What they do believe in is the grass-roots movement started in 2011 in Boston by Brogan Graham and Bojan Mandaric, two former Northeastern University rowers who made a pact to exercise together throughout the month of November (hence the name). When friends — and, eventually, strangers — began to join them as they ran the stairs of Harvard Stadium, they decided they didn’t just want to get stronger and faster. They had a new goal.
“We want to change the way people see fitness,” Mandaric says.
They welcomed people of all athletic abilities to their workouts. All they demanded in return was that folks be ready to sweat and socialize. Within a few months, hundreds had taken them up on the offer, and interest bubbled up in exporting the program to other cities.

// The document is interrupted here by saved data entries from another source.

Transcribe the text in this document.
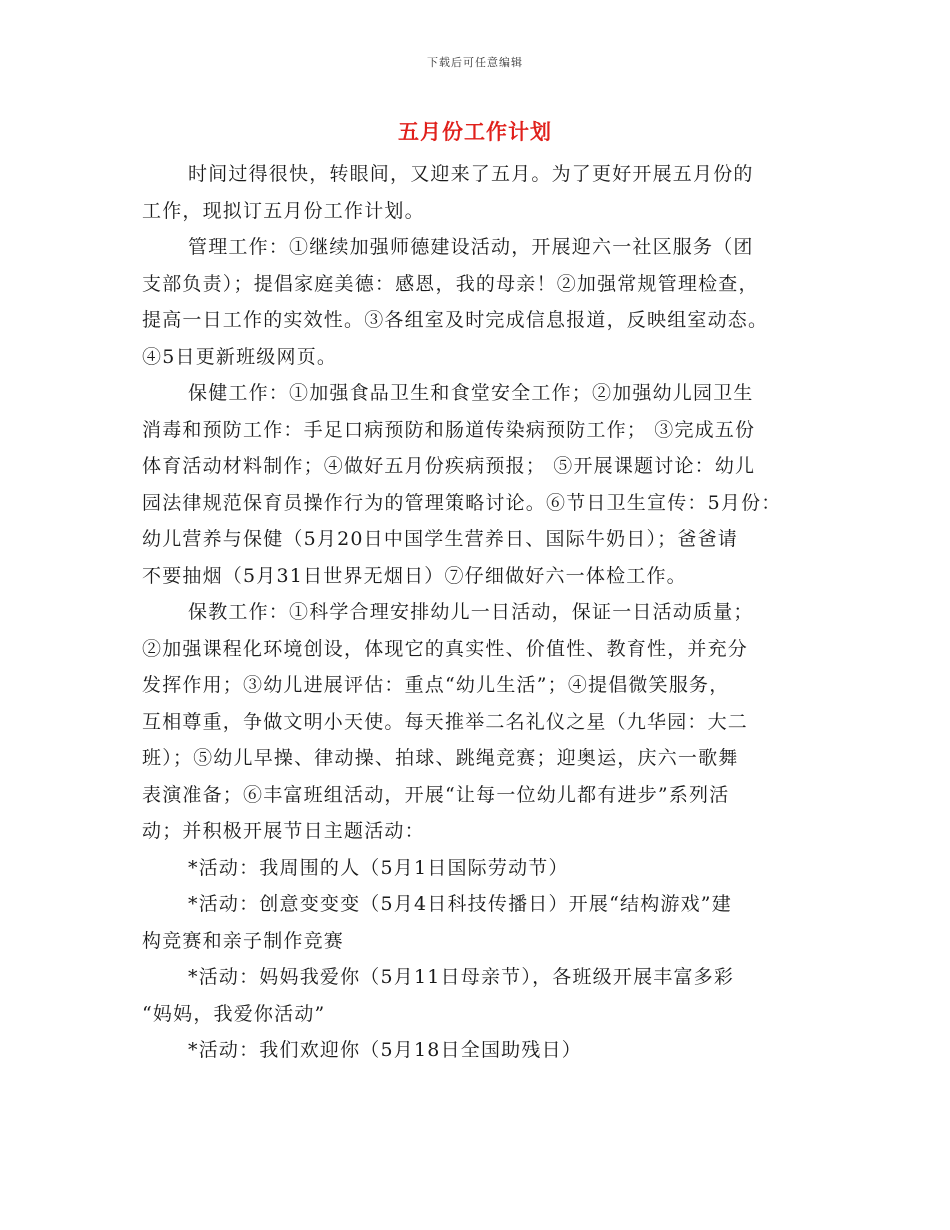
下载后可任意编辑
五月份工作计划
时间过得很快，转眼间，又迎来了五月。为了更好开展五月份的
工作，现拟订五月份工作计划。
管理工作：①继续加强师德建设活动，开展迎六一社区服务（团
支部负责）；提倡家庭美德：感恩，我的母亲！②加强常规管理检查，
提高一日工作的实效性。③各组室及时完成信息报道，反映组室动态。
④5日更新班级网页。
保健工作：①加强食品卫生和食堂安全工作；②加强幼儿园卫生
消毒和预防工作：手足口病预防和肠道传染病预防工作； ③完成五份
体育活动材料制作；④做好五月份疾病预报； ⑤开展课题讨论：幼儿
园法律规范保育员操作行为的管理策略讨论。⑥节日卫生宣传：5月份：
幼儿营养与保健（5月20日中国学生营养日、国际牛奶日）；爸爸请
不要抽烟（5月31日世界无烟日）⑦仔细做好六一体检工作。
保教工作：①科学合理安排幼儿一日活动，保证一日活动质量；
②加强课程化环境创设，体现它的真实性、价值性、教育性，并充分
发挥作用；③幼儿进展评估：重点“幼儿生活”；④提倡微笑服务，
互相尊重，争做文明小天使。每天推举二名礼仪之星（九华园：大二
班）；⑤幼儿早操、律动操、拍球、跳绳竞赛；迎奥运，庆六一歌舞
表演准备；⑥丰富班组活动，开展“让每一位幼儿都有进步”系列活
动；并积极开展节日主题活动：
*活动：我周围的人（5月1日国际劳动节）
*活动：创意变变变（5月4日科技传播日）开展“结构游戏”建
构竞赛和亲子制作竞赛
*活动：妈妈我爱你（5月11日母亲节），各班级开展丰富多彩
“妈妈，我爱你活动”
*活动：我们欢迎你（5月18日全国助残日）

One of these offshoots — called “tribes,” in November Project parlance — launched in the District last year under the guidance of Danny Metcalf and Steve Christensen.
“It was clear this was something I would love. Nothing like it exists,” says Metcalf, a proud goofball and Ironman triathlete who’d heard about the November Project from friends. Christensen had just moved from Boston, where he’d trained with the founders, and recognized the potential for another “weird and positive” community.

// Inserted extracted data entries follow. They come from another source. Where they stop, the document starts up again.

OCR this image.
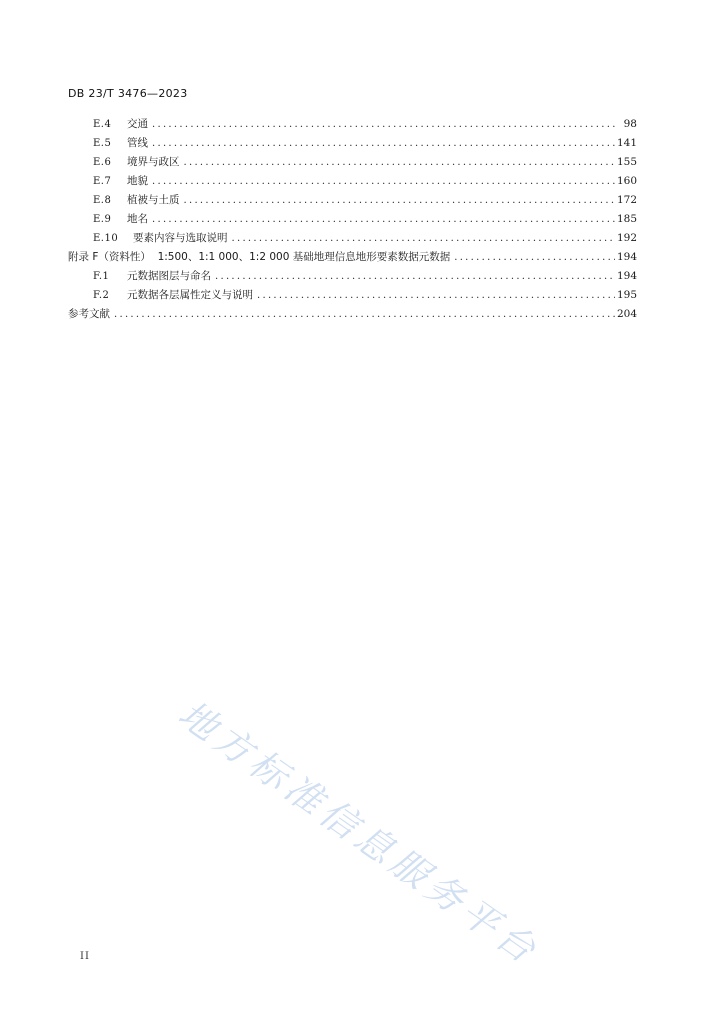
DB 23/T 3476—2023
E.4	交通 .....	98
E.5	管线 .....	141
E.6	境界与政区 .....	155
E.7	地貌 .....	160
E.8	植被与土质 .....	172
E.9	地名 .....	185
E.10	要素内容与选取说明 .....	192
附录 F（资料性） 1:500、1:1 000、1:2 000 基础地理信息地形要素数据元数据 .....	194
F.1	元数据图层与命名 .....	194
F.2	元数据各层属性定义与说明 .....	195
参考文献 .....	204
地方标准信息服务平台
II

Prospective leaders “pledge” to show their commitment before they’re allowed to use the November Project name. So the first D.C. gathering last September was just a handful of people running the stairs of the Lincoln Memorial at 6:30 a.m. on a Wednesday.

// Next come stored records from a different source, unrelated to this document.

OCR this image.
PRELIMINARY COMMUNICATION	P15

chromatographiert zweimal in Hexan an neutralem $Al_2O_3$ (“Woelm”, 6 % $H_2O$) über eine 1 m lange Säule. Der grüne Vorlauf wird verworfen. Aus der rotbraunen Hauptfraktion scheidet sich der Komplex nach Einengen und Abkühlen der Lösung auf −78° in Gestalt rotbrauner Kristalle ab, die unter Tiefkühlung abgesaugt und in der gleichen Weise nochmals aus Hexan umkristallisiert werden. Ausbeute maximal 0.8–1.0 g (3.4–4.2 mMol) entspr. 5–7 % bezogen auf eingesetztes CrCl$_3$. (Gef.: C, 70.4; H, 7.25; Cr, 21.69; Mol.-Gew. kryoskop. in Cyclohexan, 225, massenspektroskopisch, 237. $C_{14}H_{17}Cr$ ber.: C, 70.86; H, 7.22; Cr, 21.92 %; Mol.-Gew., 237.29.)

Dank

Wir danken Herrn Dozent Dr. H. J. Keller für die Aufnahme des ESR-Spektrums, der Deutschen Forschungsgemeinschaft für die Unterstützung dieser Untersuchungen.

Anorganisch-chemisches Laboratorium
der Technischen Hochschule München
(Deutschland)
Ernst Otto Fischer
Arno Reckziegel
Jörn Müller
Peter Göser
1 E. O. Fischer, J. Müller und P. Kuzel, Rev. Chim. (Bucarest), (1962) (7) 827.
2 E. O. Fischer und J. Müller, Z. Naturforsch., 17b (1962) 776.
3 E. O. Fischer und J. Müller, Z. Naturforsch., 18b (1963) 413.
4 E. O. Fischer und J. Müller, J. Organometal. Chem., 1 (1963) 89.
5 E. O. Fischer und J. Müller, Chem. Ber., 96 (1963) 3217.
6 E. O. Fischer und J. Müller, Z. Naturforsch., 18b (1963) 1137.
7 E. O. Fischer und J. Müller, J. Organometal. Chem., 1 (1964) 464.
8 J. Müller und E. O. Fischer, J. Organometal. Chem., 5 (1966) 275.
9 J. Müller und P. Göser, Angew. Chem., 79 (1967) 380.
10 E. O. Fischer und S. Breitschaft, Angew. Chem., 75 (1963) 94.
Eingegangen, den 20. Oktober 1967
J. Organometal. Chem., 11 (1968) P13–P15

“There were four of us,” recalls Kathleen Hodge, Metcalf’s roommate and his business partner in a line of nutrition bars they produce at Union Kitchen. Over the next month, they went to bed every Tuesday night asking one another, “Think anybody will come tomorrow?”
Each week, more people did. The leaders experimented on them with various break-the-ice activities.
One of Metcalf’s greatest discoveries? “When I tell people to tickle under each other’s chins, they do it,” he says.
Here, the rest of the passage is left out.